This FAQ covers the controls I use to keep a cannabis ecommerce menu lined up with POS inventory, the stock actually on the shelf, and traceability records.

What is menu accuracy?

Menu accuracy means every sellable product shown online can be mapped to an active POS product, an available inventory package, and a physical location that can be picked. The menu is not the source of truth. It sits downstream of the POS catalog, package inventory, room assignments, reservations, and the sync process, and it is only as correct as those inputs.

Which systems have to reconcile?

At a minimum you compare four numbers: physical shelf count, state traceability package quantity, POS sellable quantity, and ecommerce menu quantity. If any one of them is off, you can take an online order you cannot fill cleanly.

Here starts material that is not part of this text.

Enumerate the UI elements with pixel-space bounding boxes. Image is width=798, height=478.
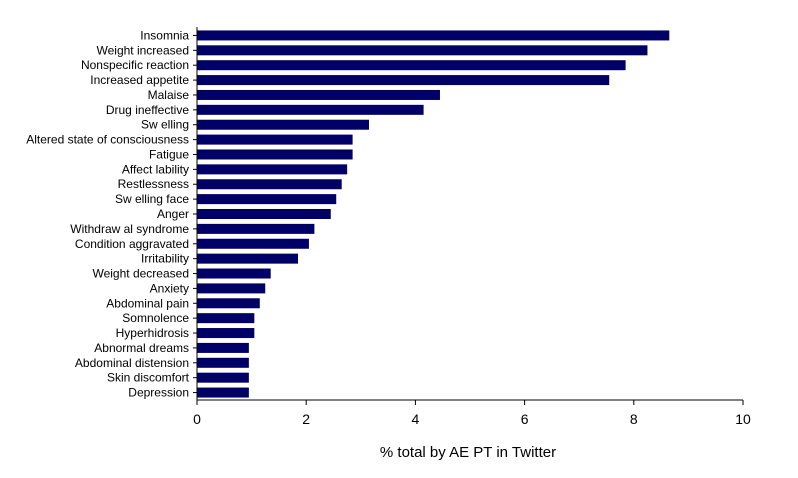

physical_qty | traceability_qty | pos_sellable_qty | menu_qty

What causes menu drift?

Most of the time it comes back to one of these:

  • A POS-to-menu sync job failed.
  • A package split was not mapped to the ecommerce product.
  • A room or location assignment is excluding sellable stock.
  • A return created an inventory record the menu does not recognize.
  • A reservation went stale.
  • Duplicate SKUs, or a manual product edit that broke the catalog link.

What should the sync monitor show?

It needs the last successful sync timestamp, the failed sync timestamp, how many products were updated, how many were rejected and why, the affected location, and the affected package or product IDs. A generic "last updated" value does not prove that every product actually synced.

sync_started_at
sync_completed_at
sync_status
store_id
products_attempted
products_updated
products_failed
failure_reason
package_uid
product_id

How often should inventory be reconciled?

Watch sync status continuously. Run POS-to-menu quantity reconciliation daily, and add a same-day exception queue for high-volume stores. Only physically count the flagged exceptions, not the whole catalog every day. Once a week, do a root-cause review to classify the recurring errors and assign the system fixes.

What does the daily reconciliation file need?

The reconciliation file needs stable join keys and an explicit reason code for every mismatch. Package UID is the preferred join key when available. Product ID alone is weaker because one menu product can represent multiple packages, lots, or rooms.

store_id | product_id | package_uid | pos_qty | menu_qty | physical_qty | mismatch_reason | owner | resolved_at

How should mismatches be classified?

Use a small controlled vocabulary so the exception queue can be analyzed over time. Recommended reason codes include sync_latency, sync_failure, package_split_missing_map, duplicate_sku, room_assignment_error, reserved_inventory_stale, discontinued_product, return_record_unmapped, and physical_count_variance.

What metrics should be reviewed weekly?

Track mismatch count, mismatch rate, average age of unresolved exceptions, failed sync count, products affected by failed syncs, out-of-stock order rate, substitution rate, cancellation rate by reason, and the top recurring mismatch reasons. Reading them together tells you whether you have a catalog hygiene problem or an integration reliability problem, which usually get fixed in different places.

What is the minimum SOP?

  1. Check sync status before the menu opens for online orders.
  2. Export POS inventory and ecommerce menu inventory daily.
  3. Join records on package UID first, product ID second.
  4. Flag every non-zero quantity mismatch.
  5. Physically count flagged items and record the physical quantity.
  6. Assign a mismatch reason code and owner.
  7. Resolve the inventory, catalog, room, reservation, or sync issue.
  8. Review recurring reason codes weekly and remove the root cause.

What is the technical rule?

Show a product as orderable only when all of these hold: the product is active, the mapped package is sellable, the sellable quantity is greater than the reservation buffer, the location is eligible for ecommerce fulfillment, and the latest sync completed without a product-level failure.